The transcendent approach integrates the negative truth of harsh reality with the positive truth of generous possibility. It acknowledges the presence of necessity and opportunity, frustration and dedication, inadequacy and abundance, disaster and opportunity that are present in all change efforts, while not becoming limited to either of them. It does not accept the world as it is but works to transform it. These three ways of being are contrasted in Table 2.1.
Table 2.1. Three Ways of Being.
Negative | Positive | Transcendent |
Passive | Active | Engaged |
Irresponsible | Responsible | Committed |
Reactive | Proactive | Strategic |
Uninterested | Involved | Intrigued |
Asleep | Relaxed | Serene |
Unaware | Aware | Alert |
Impatient | Patient | Resolute |
Self-centered | Other-centered | Interconnected |
Dishonest | Honest | Have integrity |
Resistant | Accepting | Enthusiastic |
Stuck | Flexible | Agile |
Alienated | Popular | Courageous |
Confused | Clear | Confident |
When we are negative or unhappy about life or its circumstances, it is easy to become apathetic or cynical and simply give up. When we are positive or happy, we easily become complacent and develop a stake in preserving the status quo. This causes us to fix problems superficially and become stuck or dulled to the creative, transcendent possibilities that come from fully exploring the sources of negativity. When we recognize the higher combined truth that lies hidden in both these alternatives, we start to recognize the presence of deeper problems, shift them at their source, and transcend the attitudes and ideas that got us into trouble in the first place. We can then move on to discover newer, higher orders of problems.
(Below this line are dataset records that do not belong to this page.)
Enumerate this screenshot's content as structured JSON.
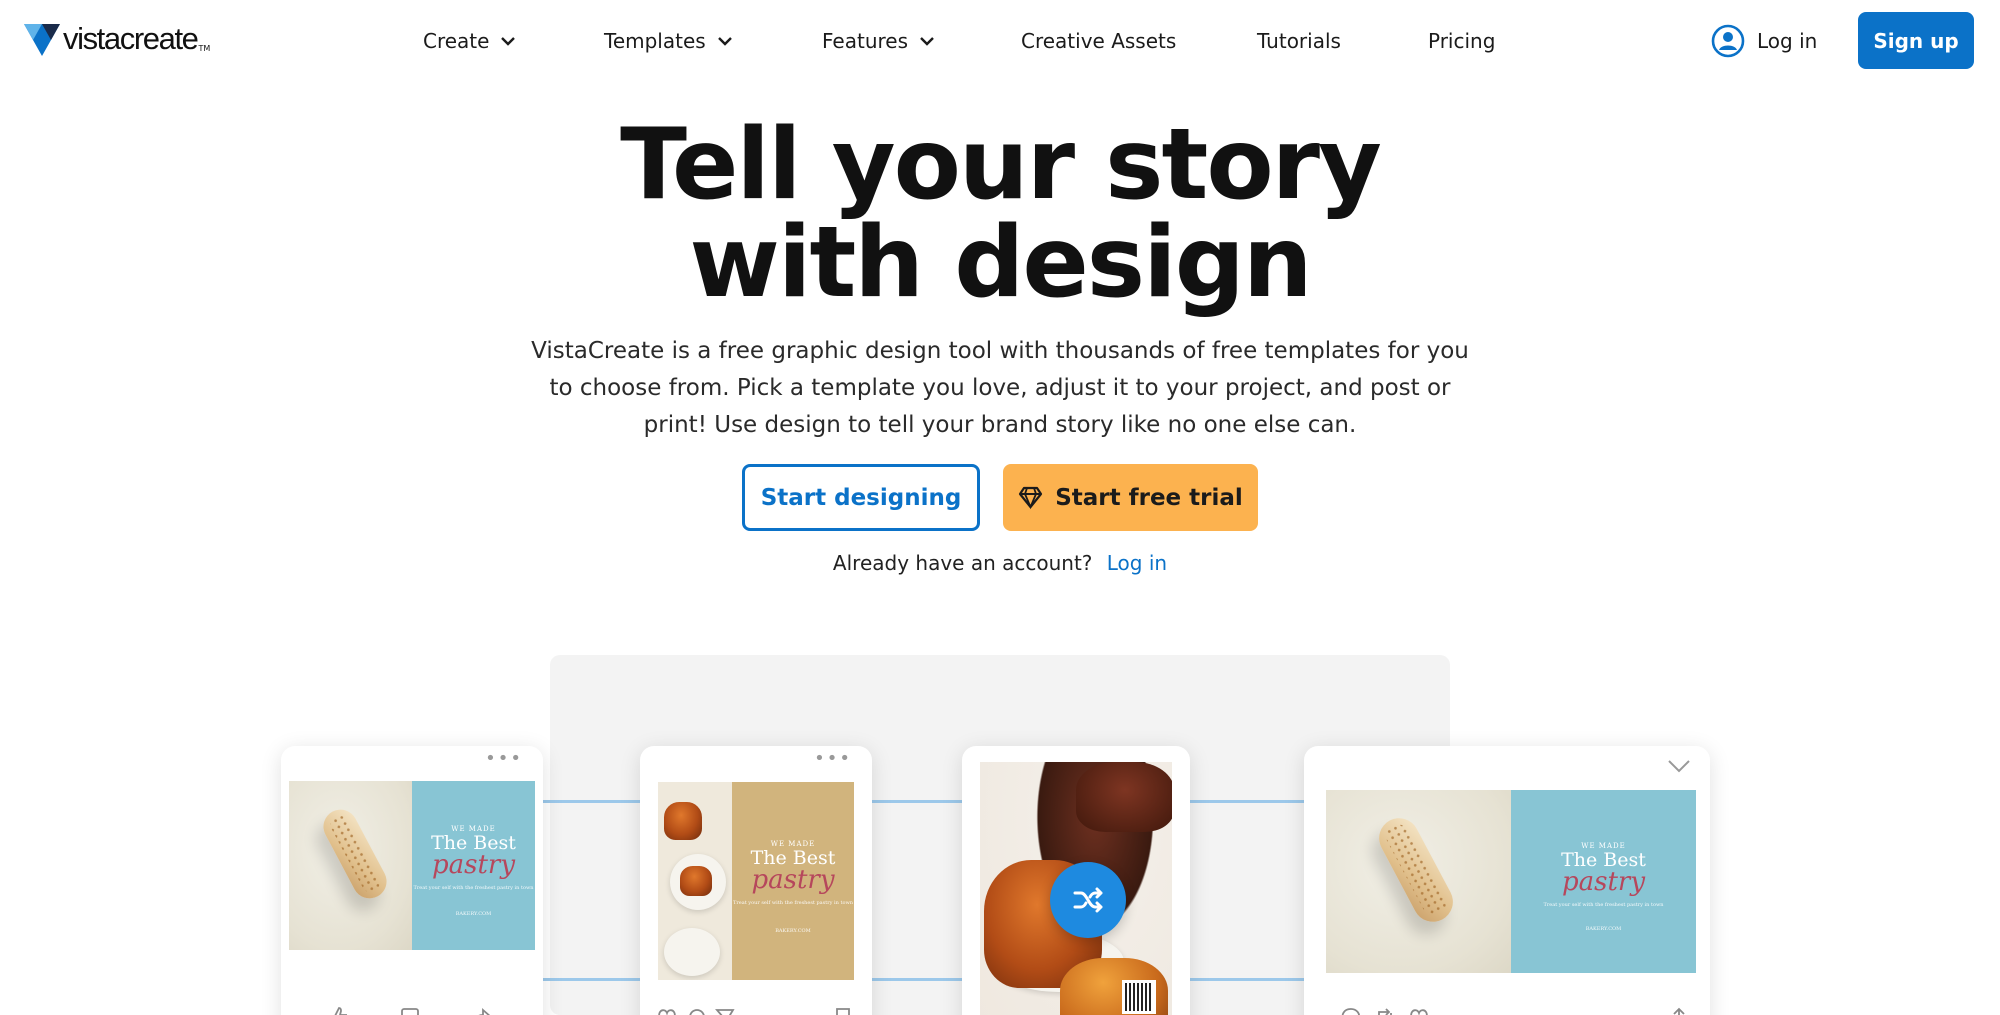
{
  "brand": {
    "logo_text": "vistacreate",
    "logo_tm": "TM",
    "accent": "#0b72c8",
    "trial_color": "#fcb24f"
  },
  "nav": {
    "items": [
      {
        "label": "Create",
        "has_dropdown": true
      },
      {
        "label": "Templates",
        "has_dropdown": true
      },
      {
        "label": "Features",
        "has_dropdown": true
      },
      {
        "label": "Creative Assets",
        "has_dropdown": false
      },
      {
        "label": "Tutorials",
        "has_dropdown": false
      },
      {
        "label": "Pricing",
        "has_dropdown": false
      }
    ],
    "login_label": "Log in",
    "signup_label": "Sign up"
  },
  "hero": {
    "title_line1": "Tell your story",
    "title_line2": "with design",
    "description": "VistaCreate is a free graphic design tool with thousands of free templates for you to choose from. Pick a template you love, adjust it to your project, and post or print! Use design to tell your brand story like no one else can.",
    "start_designing": "Start designing",
    "start_trial": "Start free trial",
    "account_prompt": "Already have an account?",
    "account_login": "Log in"
  },
  "showcase": {
    "template": {
      "eyebrow": "WE MADE",
      "headline": "The Best",
      "script": "pastry",
      "fineprint": "Treat your self with the freshest pastry in town",
      "brand_line": "BAKERY.COM"
    },
    "icons": [
      "dots-icon",
      "chevron-down-icon",
      "shuffle-icon",
      "like-icon",
      "comment-icon",
      "share-icon",
      "bookmark-icon",
      "heart-icon",
      "retweet-icon",
      "upload-icon"
    ]
  }
}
Taking a negative approach to problems is the first step in recognizing their presence, but it is one that easily leads to cynicism and apathy, which disarm change efforts and thereby perpetuate the problem. Taking a positive approach leads us to come up with alternatives, but it also easily results in denial that the problem is as important or destructive as it is, which leads us to fix it superficially. Taking a transcendent approach means seeing the problem in all its manifestations but not being discouraged by the seriousness or difficulty of the task ahead. This leads to an enhanced commitment to transcend the problem both internally within ourselves and externally within the organization or even in society as a whole.
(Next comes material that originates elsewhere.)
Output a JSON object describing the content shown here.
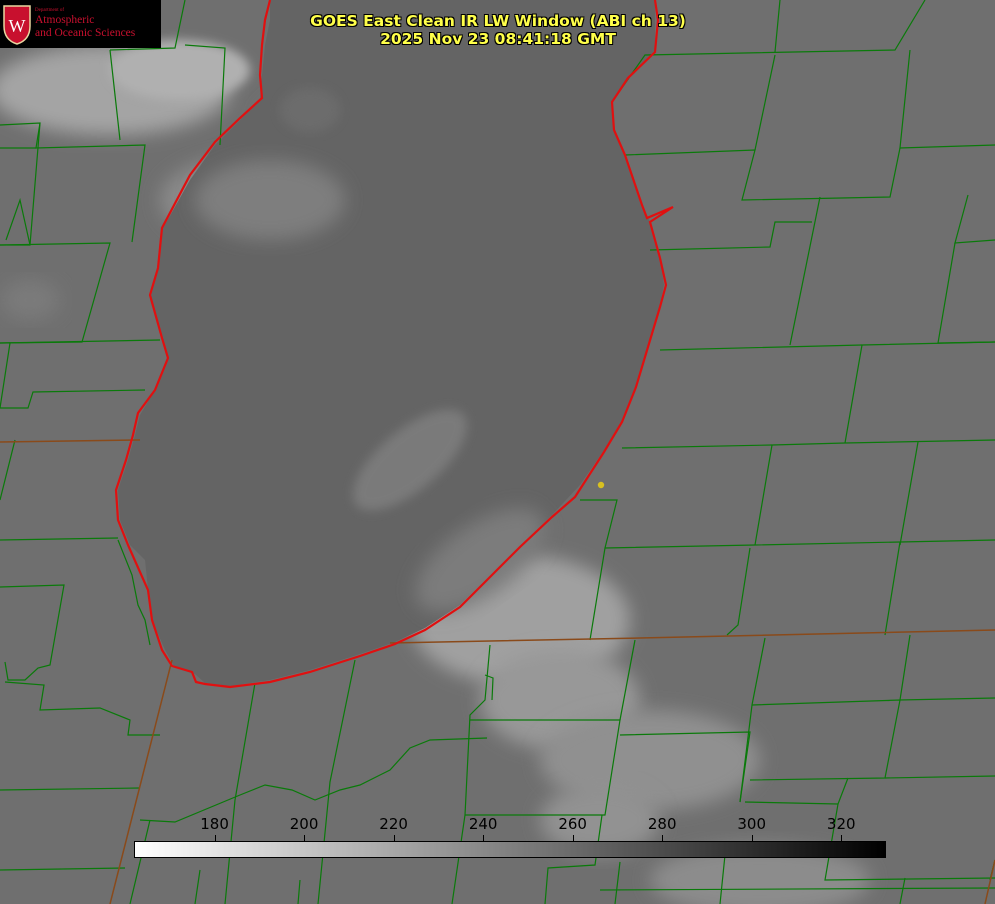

We become far more powerful and effective in solving problems when we have already solved them within ourselves and are able to approach them from above; when we adopt an outlook that transcends negative and positive characterizations; when we create a context that is oriented toward the future and avoids getting stuck in the past.
At the same time, if we focus only on ourselves and ignore the external conditions that continually generate new problems, we will not succeed in overcoming them. We will merely escape the immediate need to face them and allow them to reappear in different guises. When we transform the systems that produced these problems and transcend our inner vulnerability to them, we more easily understand how we got into difficulty in the first place, how to collaborate in ending them, and how to avoid similar problems in the future.
The object of waking people up and using turnaround processes and techniques is ultimately to understand that our most difficult problems are already solved, transformed, and transcended when we approach them with awareness, authenticity, congruence, and commitment. This knowledge brings with it the realization that there is nothing that cannot be improved or made better through a combination of individual and collective awareness leading to committed action; that all of life is a process of waking up and turning around; and that everything that happens presents us with opportunities for transcendence.